We reject claimant's contention that the decision of the Third Department entitles him to partial summary judgment on liability on the unlawful confinement cause of action. It is well settled that, where, as here, the actions of correction personnel have violated the due process safeguards contained in 7 NYCRR parts 252 through 254, those actions "[will] not receive immunity" (Arteaga v State of New York, 72 NY2d 212, 221). Contrary to claimant's contention, however, the absence of an immunity defense does not entitle claimant to partial summary judgment on liability on his unlawful confinement cause of action. As defendant correctly contends, the "removal of immunity . . . does not result in absolute liability to defendant because claimant is still required to prove the merits of his claim" (Turley v State of New York, Ct Cl, June 4, 2010, Hard, J., claim No. 111013, UID No. 2010-032-504; see Moreno v State of New York, Ct Cl, Apr. 5, 2001, Bell, J., claim No. 100335, UID No. 2001-007-551). "Where, as here, a prison inmate contends that he was wrongfully confined as a result of the flawed prison disciplinary proceeding, once the absolute immunity is removed by showing that the governing rules and regulations were not followed, he [or she] may recover damages if he [or she] is able to prove the traditional elements of the tort of [unlawful confinement]: (1) that the confinement was intentional; (2) that Claimant was conscious of the confinement; (3) that Claimant did not consent to the confinement; and (4) that the confinement was not otherwise privileged" (Kilpatrick v State of New York, Ct Cl, Dec. 2001, Patti, J., claim No. 100462, UID No. 2001-013-031, citing Broughton v State of New York, 37 NY2d 451, 456; cf. Lamage v State of New [*2]York, 31 Misc 3d 1205[A], 2010 NY Slip Op 52393[U], *2-3). "In other words, not every violation of the rules and regulations governing the imposition of prison discipline will result in liability on the part of the State; the rule violations merely remove the cloak of absolute immunity and make the State potentially liable, if liability would be imposed under common law tort principles" (Kilpatrick, claim No. 100462, UID No. 2001-013-031).
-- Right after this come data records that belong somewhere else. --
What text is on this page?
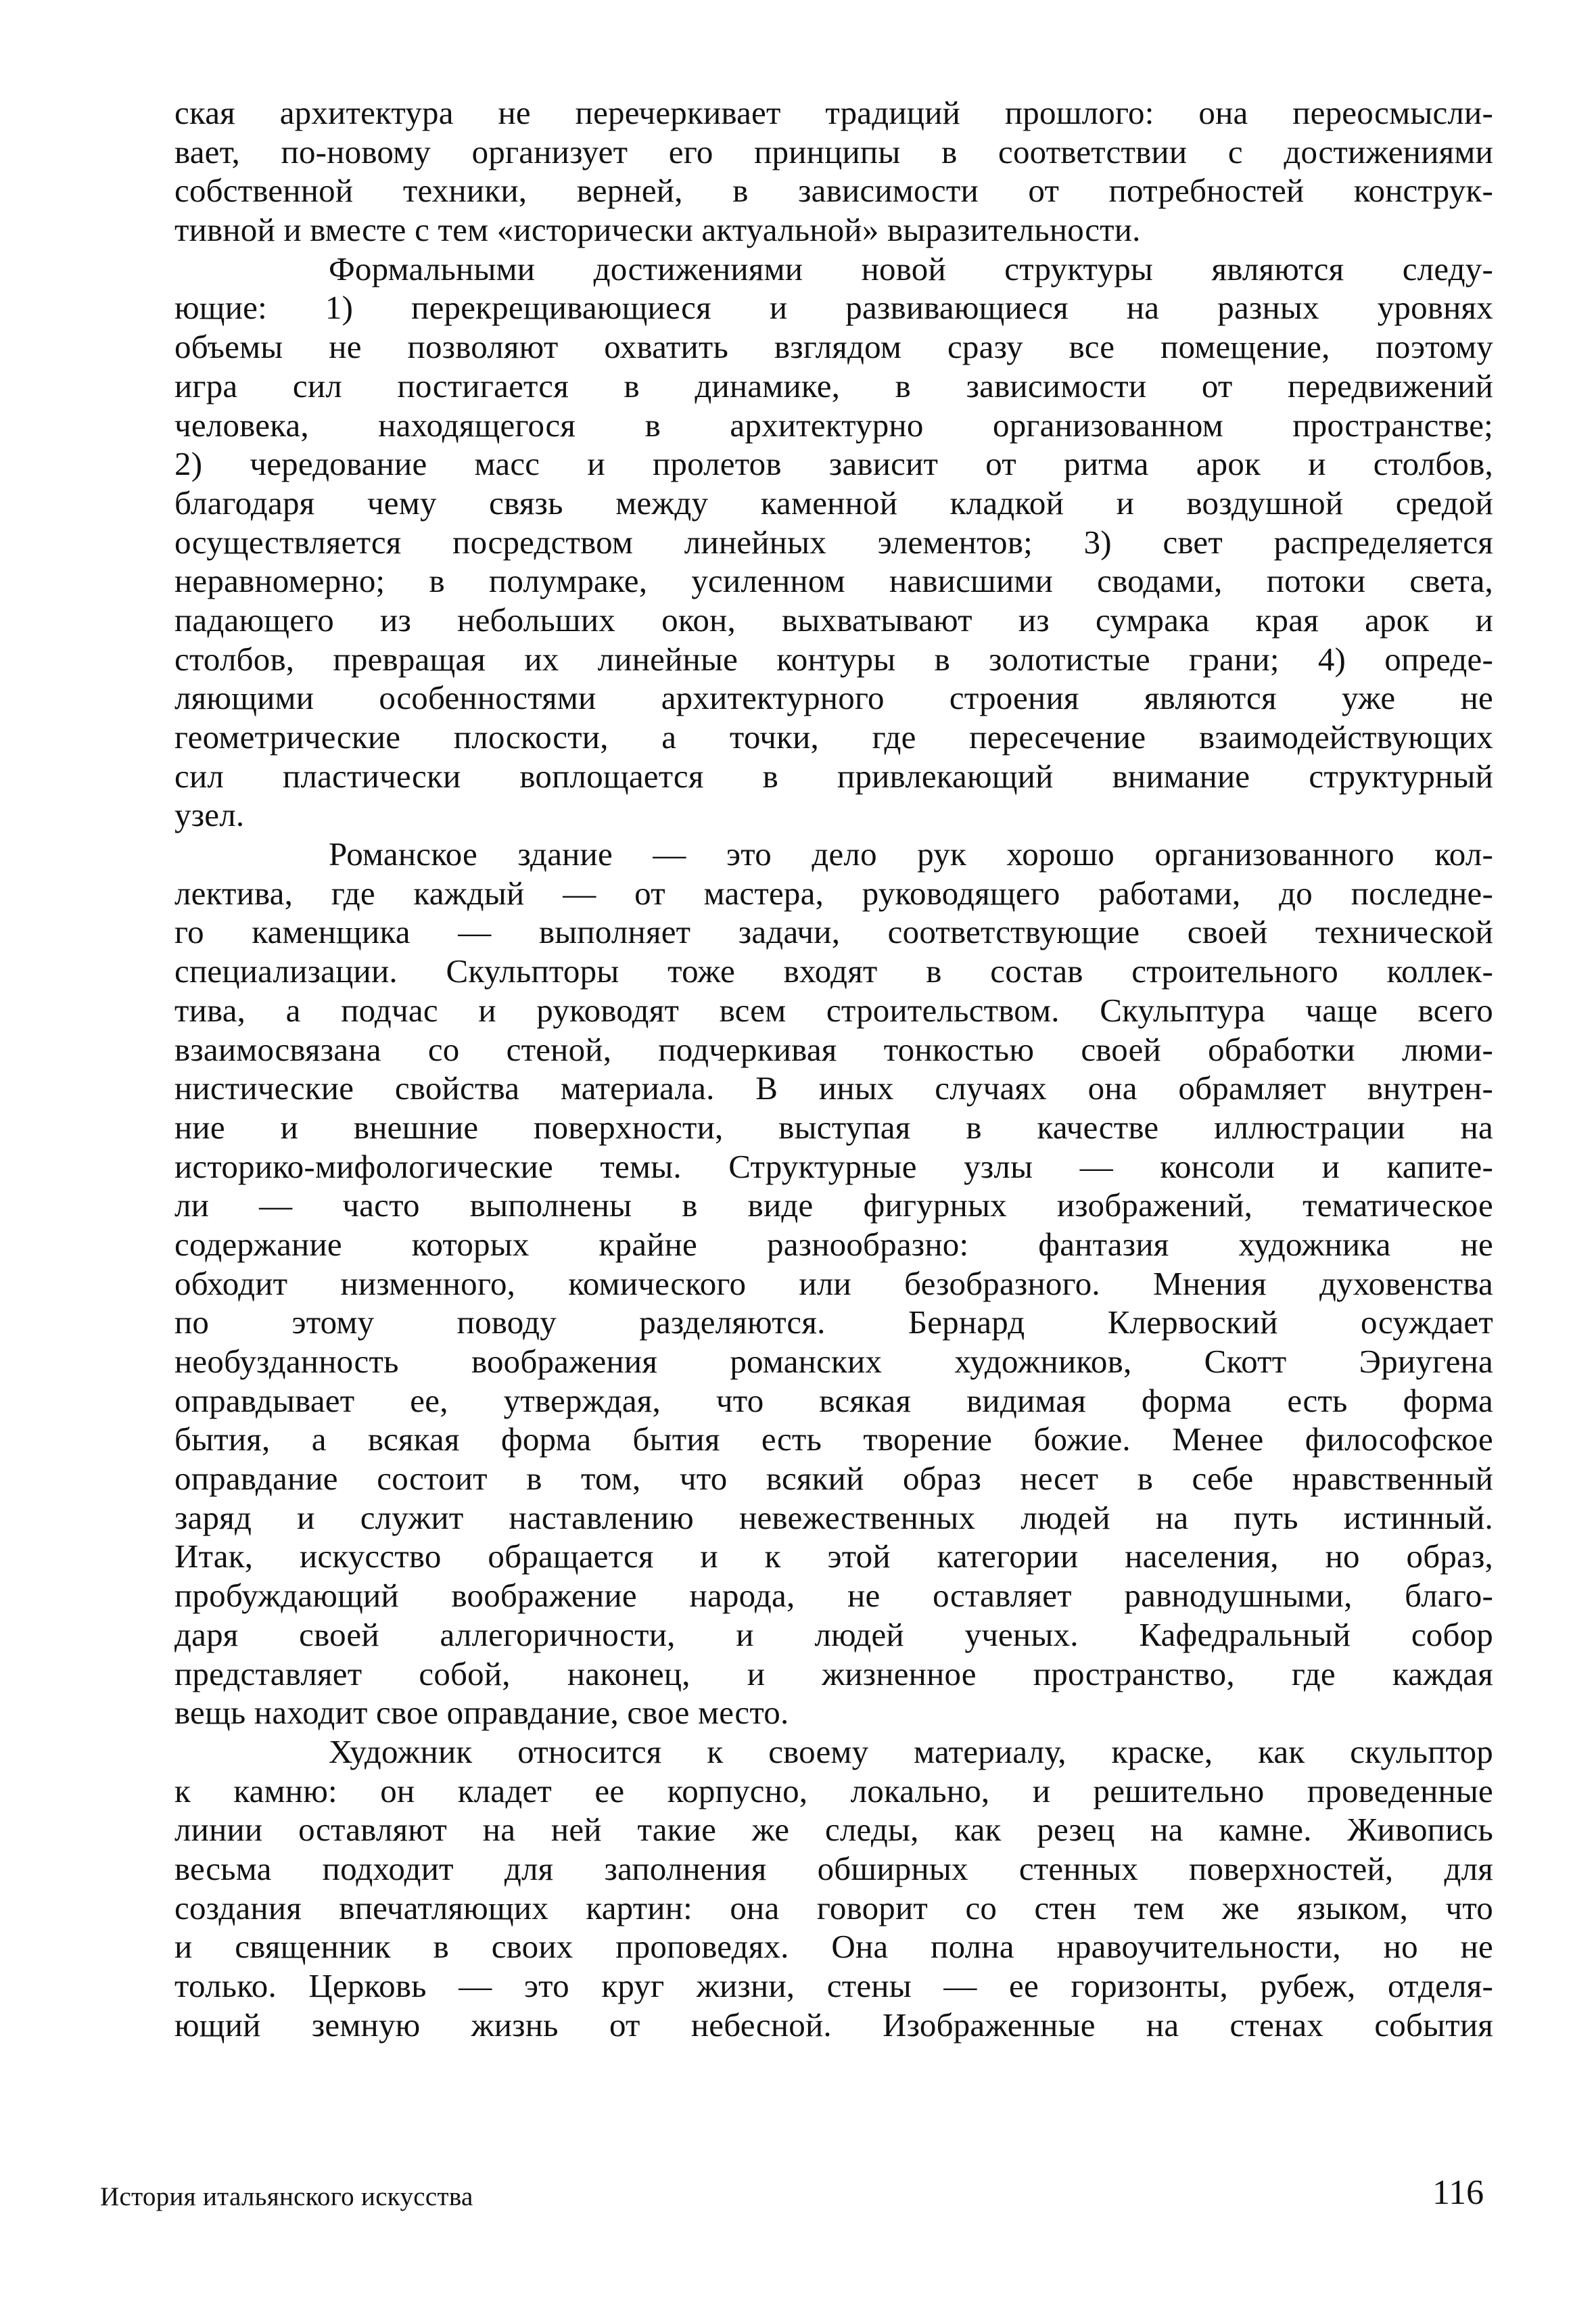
ская архитектура не перечеркивает традиций прошлого: она переосмысли-
вает, по-новому организует его принципы в соответствии с достижениями
собственной техники, верней, в зависимости от потребностей конструк-
тивной и вместе с тем «исторически актуальной» выразительности.
Формальными достижениями новой структуры являются следу-
ющие: 1) перекрещивающиеся и развивающиеся на разных уровнях
объемы не позволяют охватить взглядом сразу все помещение, поэтому
игра сил постигается в динамике, в зависимости от передвижений
человека, находящегося в архитектурно организованном пространстве;
2) чередование масс и пролетов зависит от ритма арок и столбов,
благодаря чему связь между каменной кладкой и воздушной средой
осуществляется посредством линейных элементов; 3) свет распределяется
неравномерно; в полумраке, усиленном нависшими сводами, потоки света,
падающего из небольших окон, выхватывают из сумрака края арок и
столбов, превращая их линейные контуры в золотистые грани; 4) опреде-
ляющими особенностями архитектурного строения являются уже не
геометрические плоскости, а точки, где пересечение взаимодействующих
сил пластически воплощается в привлекающий внимание структурный
узел.
Романское здание — это дело рук хорошо организованного кол-
лектива, где каждый — от мастера, руководящего работами, до последне-
го каменщика — выполняет задачи, соответствующие своей технической
специализации. Скульпторы тоже входят в состав строительного коллек-
тива, а подчас и руководят всем строительством. Скульптура чаще всего
взаимосвязана со стеной, подчеркивая тонкостью своей обработки люми-
нистические свойства материала. В иных случаях она обрамляет внутрен-
ние и внешние поверхности, выступая в качестве иллюстрации на
историко-мифологические темы. Структурные узлы — консоли и капите-
ли — часто выполнены в виде фигурных изображений, тематическое
содержание которых крайне разнообразно: фантазия художника не
обходит низменного, комического или безобразного. Мнения духовенства
по этому поводу разделяются. Бернард Клервоский осуждает
необузданность воображения романских художников, Скотт Эриугена
оправдывает ее, утверждая, что всякая видимая форма есть форма
бытия, а всякая форма бытия есть творение божие. Менее философское
оправдание состоит в том, что всякий образ несет в себе нравственный
заряд и служит наставлению невежественных людей на путь истинный.
Итак, искусство обращается и к этой категории населения, но образ,
пробуждающий воображение народа, не оставляет равнодушными, благо-
даря своей аллегоричности, и людей ученых. Кафедральный собор
представляет собой, наконец, и жизненное пространство, где каждая
вещь находит свое оправдание, свое место.
Художник относится к своему материалу, краске, как скульптор
к камню: он кладет ее корпусно, локально, и решительно проведенные
линии оставляют на ней такие же следы, как резец на камне. Живопись
весьма подходит для заполнения обширных стенных поверхностей, для
создания впечатляющих картин: она говорит со стен тем же языком, что
и священник в своих проповедях. Она полна нравоучительности, но не
только. Церковь — это круг жизни, стены — ее горизонты, рубеж, отделя-
ющий земную жизнь от небесной. Изображенные на стенах события
История итальянского искусства	116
Here, there is no dispute concerning the first three elements of the unlawful confinement cause of action, and the dispositive issue is whether claimant established as a matter of law that the confinement was not otherwise privileged. He did not. "Absent any evidence that the [exculpatory evidence] . . . would have . . . changed the outcome of the hearing, the Court of Claims properly denied claimant's motion for partial summary judgment" (Watson v State of New York, 125 AD3d 1064, 1065; cf. DuBois, 25 Misc 3d at 1142).
Finally, we note that claimant improperly contends for the first time in his reply brief that the exculpatory evidence would have changed the outcome of the hearing, and we therefore do not address that contention (see Przesiek v State of New York, 118 AD3d 1326, 1327).